My concern is that this legislation is actually very much more another in the variation of cost containment legislation. Yes, state legislatures have an obligation to deal with their budgets and to manage their costs effectively. But in this particular one, I don’t think that restricting the prescriber data is actually going to achieve the cost containment. Because unless you show that inappropriate prescribing is resulting from all of these kinds of activities, all you have done is create one more hurdle where the safety studies can’t be done or the safety plans can’t be implemented. Our problem is that if in states where the data are prohibited we still want to market the drug, companies are going to have to get the correct data one way or another.

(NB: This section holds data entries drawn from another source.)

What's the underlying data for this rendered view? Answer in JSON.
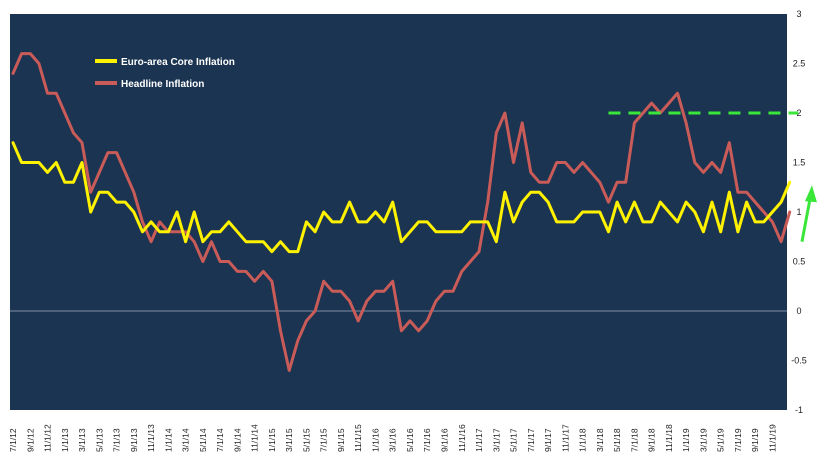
{
  "chart_data": {
    "type": "line",
    "title": "",
    "xlabel": "",
    "ylabel": "",
    "ylim": [
      -1,
      3
    ],
    "yticks": [
      "3",
      "2.5",
      "2",
      "1.5",
      "1",
      "0.5",
      "0",
      "-0.5",
      "-1"
    ],
    "grid": false,
    "legend_position": "top-left",
    "colors": {
      "plot_background": "#1b3451",
      "core": "#fff200",
      "headline": "#c95b58",
      "target_line": "#39e639",
      "arrow": "#39e639",
      "zero_line": "#7f8fa4"
    },
    "x_tick_labels": [
      "7/1/12",
      "9/1/12",
      "11/1/12",
      "1/1/13",
      "3/1/13",
      "5/1/13",
      "7/1/13",
      "9/1/13",
      "11/1/13",
      "1/1/14",
      "3/1/14",
      "5/1/14",
      "7/1/14",
      "9/1/14",
      "11/1/14",
      "1/1/15",
      "3/1/15",
      "5/1/15",
      "7/1/15",
      "9/1/15",
      "11/1/15",
      "1/1/16",
      "3/1/16",
      "5/1/16",
      "7/1/16",
      "9/1/16",
      "11/1/16",
      "1/1/17",
      "3/1/17",
      "5/1/17",
      "7/1/17",
      "9/1/17",
      "11/1/17",
      "1/1/18",
      "3/1/18",
      "5/1/18",
      "7/1/18",
      "9/1/18",
      "11/1/18",
      "1/1/19",
      "3/1/19",
      "5/1/19",
      "7/1/19",
      "9/1/19",
      "11/1/19"
    ],
    "series": [
      {
        "name": "Euro-area Core Inflation",
        "values": [
          1.7,
          1.5,
          1.5,
          1.5,
          1.4,
          1.5,
          1.3,
          1.3,
          1.5,
          1.0,
          1.2,
          1.2,
          1.1,
          1.1,
          1.0,
          0.8,
          0.9,
          0.8,
          0.8,
          1.0,
          0.7,
          1.0,
          0.7,
          0.8,
          0.8,
          0.9,
          0.8,
          0.7,
          0.7,
          0.7,
          0.6,
          0.7,
          0.6,
          0.6,
          0.9,
          0.8,
          1.0,
          0.9,
          0.9,
          1.1,
          0.9,
          0.9,
          1.0,
          0.9,
          1.1,
          0.7,
          0.8,
          0.9,
          0.9,
          0.8,
          0.8,
          0.8,
          0.8,
          0.9,
          0.9,
          0.9,
          0.7,
          1.2,
          0.9,
          1.1,
          1.2,
          1.2,
          1.1,
          0.9,
          0.9,
          0.9,
          1.0,
          1.0,
          1.0,
          0.8,
          1.1,
          0.9,
          1.1,
          0.9,
          0.9,
          1.1,
          1.0,
          0.9,
          1.1,
          1.0,
          0.8,
          1.1,
          0.8,
          1.2,
          0.8,
          1.1,
          0.9,
          0.9,
          1.0,
          1.1,
          1.3
        ]
      },
      {
        "name": "Headline Inflation",
        "values": [
          2.4,
          2.6,
          2.6,
          2.5,
          2.2,
          2.2,
          2.0,
          1.8,
          1.7,
          1.2,
          1.4,
          1.6,
          1.6,
          1.4,
          1.2,
          0.9,
          0.7,
          0.9,
          0.8,
          0.8,
          0.8,
          0.7,
          0.5,
          0.7,
          0.5,
          0.5,
          0.4,
          0.4,
          0.3,
          0.4,
          0.3,
          -0.2,
          -0.6,
          -0.3,
          -0.1,
          0.0,
          0.3,
          0.2,
          0.2,
          0.1,
          -0.1,
          0.1,
          0.2,
          0.2,
          0.3,
          -0.2,
          -0.1,
          -0.2,
          -0.1,
          0.1,
          0.2,
          0.2,
          0.4,
          0.5,
          0.6,
          1.1,
          1.8,
          2.0,
          1.5,
          1.9,
          1.4,
          1.3,
          1.3,
          1.5,
          1.5,
          1.4,
          1.5,
          1.4,
          1.3,
          1.1,
          1.3,
          1.3,
          1.9,
          2.0,
          2.1,
          2.0,
          2.1,
          2.2,
          1.9,
          1.5,
          1.4,
          1.5,
          1.4,
          1.7,
          1.2,
          1.2,
          1.1,
          1.0,
          0.9,
          0.7,
          1.0
        ]
      }
    ],
    "annotations": [
      {
        "type": "horizontal-dashed-line",
        "y": 2.0,
        "x_from_index": 69,
        "x_to_index": 91
      },
      {
        "type": "up-arrow",
        "y_from": 0.7,
        "y_to": 1.25,
        "x_index": 92
      }
    ]
  }
}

There will be instances where this is not an option.
And the Food and Drug Administration has said that you have to sample and survey and figure out who is prescribing your drug and make sure they’re prescribing only as indicated by the label—we’ve got to do it, or our drug cannot be marketed. It’s a very interesting, important and serious public policy initiative. And like the data mining that people are talking about, I suspect it is one that will become ever more critical both to the quality and the safety of our health-care system.